Some commissioners said the county needed to tighten rules for selling off unneeded property after criticizing the sheriff's disposal of the county's surveillance van in early February.

Others said the proposed rules are "micromanaging" county elected officials.

The new rules say the commission must OK the sale of any asset valued at more than $500 at purchase, down from $1,000. County elected officials must get commission approval for the method of disposal and include a competitive bidding process.

A new rule mandates that any electronic equipment with memory, from computers to cellphones, also must have special permission for disposal. Commissioner Dan Rawls cited Sheriff Eric Watson's recent sale of an Apple computer, saying the commission had no evidence that whatever was on that law enforcement computer had been removed before it was sold.

The changes also include a requirement that any county official wishing to dispose of vehicles must file a form for each. The form will include purchase date and price, VIN number, department using the vehicle and sale price.

Commissioners were unhappy that Sheriff Eric Watson sold the surveillance van for $20,000 to a Nashville bail bondsman. Watson said the vehicle and its electronics were obsolete, but some commissioners disputed that and produced paperwork in support that the sheriff claimed didn't exist.
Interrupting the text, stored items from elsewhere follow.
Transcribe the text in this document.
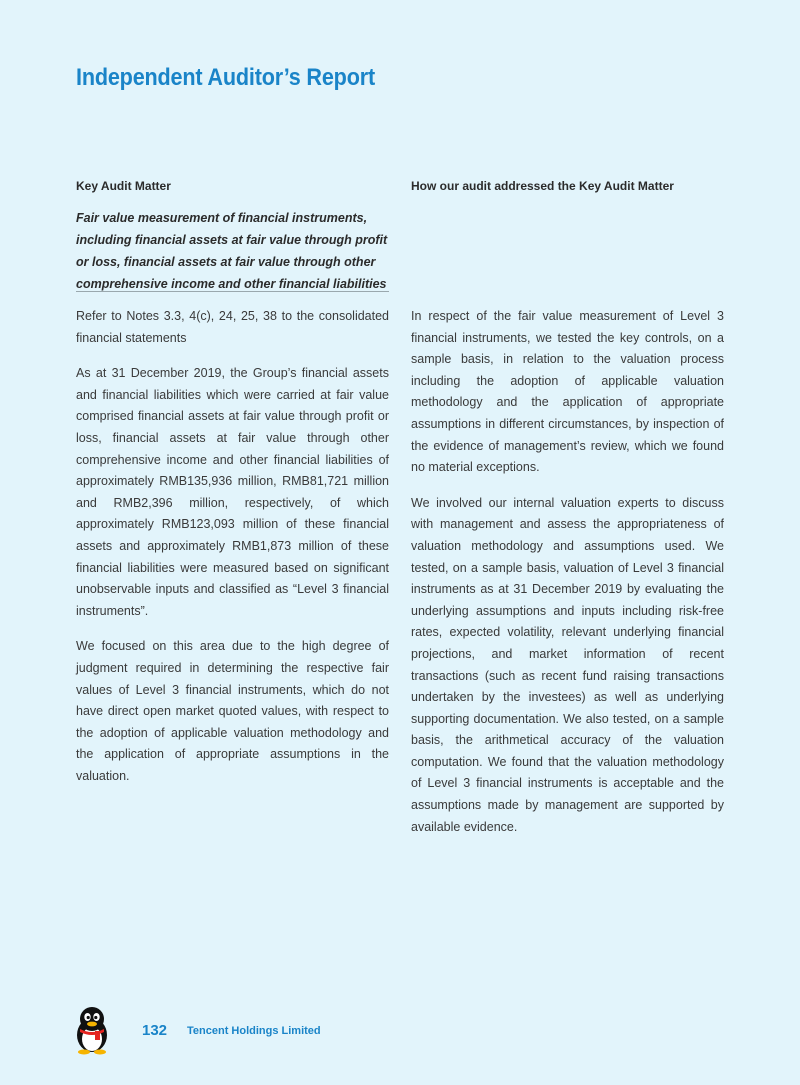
Independent Auditor’s Report
Key Audit Matter	How our audit addressed the Key Audit Matter
Fair value measurement of financial instruments,
including financial assets at fair value through profit
or loss, financial assets at fair value through other
comprehensive income and other financial liabilities

Refer to Notes 3.3, 4(c), 24, 25, 38 to the consolidated financial statements

As at 31 December 2019, the Group’s financial assets and financial liabilities which were carried at fair value comprised financial assets at fair value through profit or loss, financial assets at fair value through other comprehensive income and other financial liabilities of approximately RMB135,936 million, RMB81,721 million and RMB2,396 million, respectively, of which approximately RMB123,093 million of these financial assets and approximately RMB1,873 million of these financial liabilities were measured based on significant unobservable inputs and classified as “Level 3 financial instruments”.

We focused on this area due to the high degree of judgment required in determining the respective fair values of Level 3 financial instruments, which do not have direct open market quoted values, with respect to the adoption of applicable valuation methodology and the application of appropriate assumptions in the valuation.

In respect of the fair value measurement of Level 3 financial instruments, we tested the key controls, on a sample basis, in relation to the valuation process including the adoption of applicable valuation methodology and the application of appropriate assumptions in different circumstances, by inspection of the evidence of management’s review, which we found no material exceptions.

We involved our internal valuation experts to discuss with management and assess the appropriateness of valuation methodology and assumptions used. We tested, on a sample basis, valuation of Level 3 financial instruments as at 31 December 2019 by evaluating the underlying assumptions and inputs including risk-free rates, expected volatility, relevant underlying financial projections, and market information of recent transactions (such as recent fund raising transactions undertaken by the investees) as well as underlying supporting documentation. We also tested, on a sample basis, the arithmetical accuracy of the valuation computation. We found that the valuation methodology of Level 3 financial instruments is acceptable and the assumptions made by management are supported by available evidence.

132 Tencent Holdings Limited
Commissioners also discovered Watson had sold some vehicles at auction before getting the OK to do so.

A commission ad hoc committee approved the new rules Wednesday and Rawls tried to get them on the agenda for a vote Monday night, and to lift the moratorium on asset disposal imposed during the rule-making process. He said the additions to the county's existing purchase policy were just "tweaking" the rules to make them more functional.

Commissioners Charlotte Peak and Howard Thompson objected. Peak said she hadn't had a chance to read the proposed changes, and Thompson said the commission was "micromanaging" experienced elected officials who know how to do their jobs.

"That's what they're elected for," Thompson said. "If people don't like the job they do, vote them out."

The commission voted 12-2 to keep the moratorium in place until the new policy can be placed on the agenda for a vote in two weeks.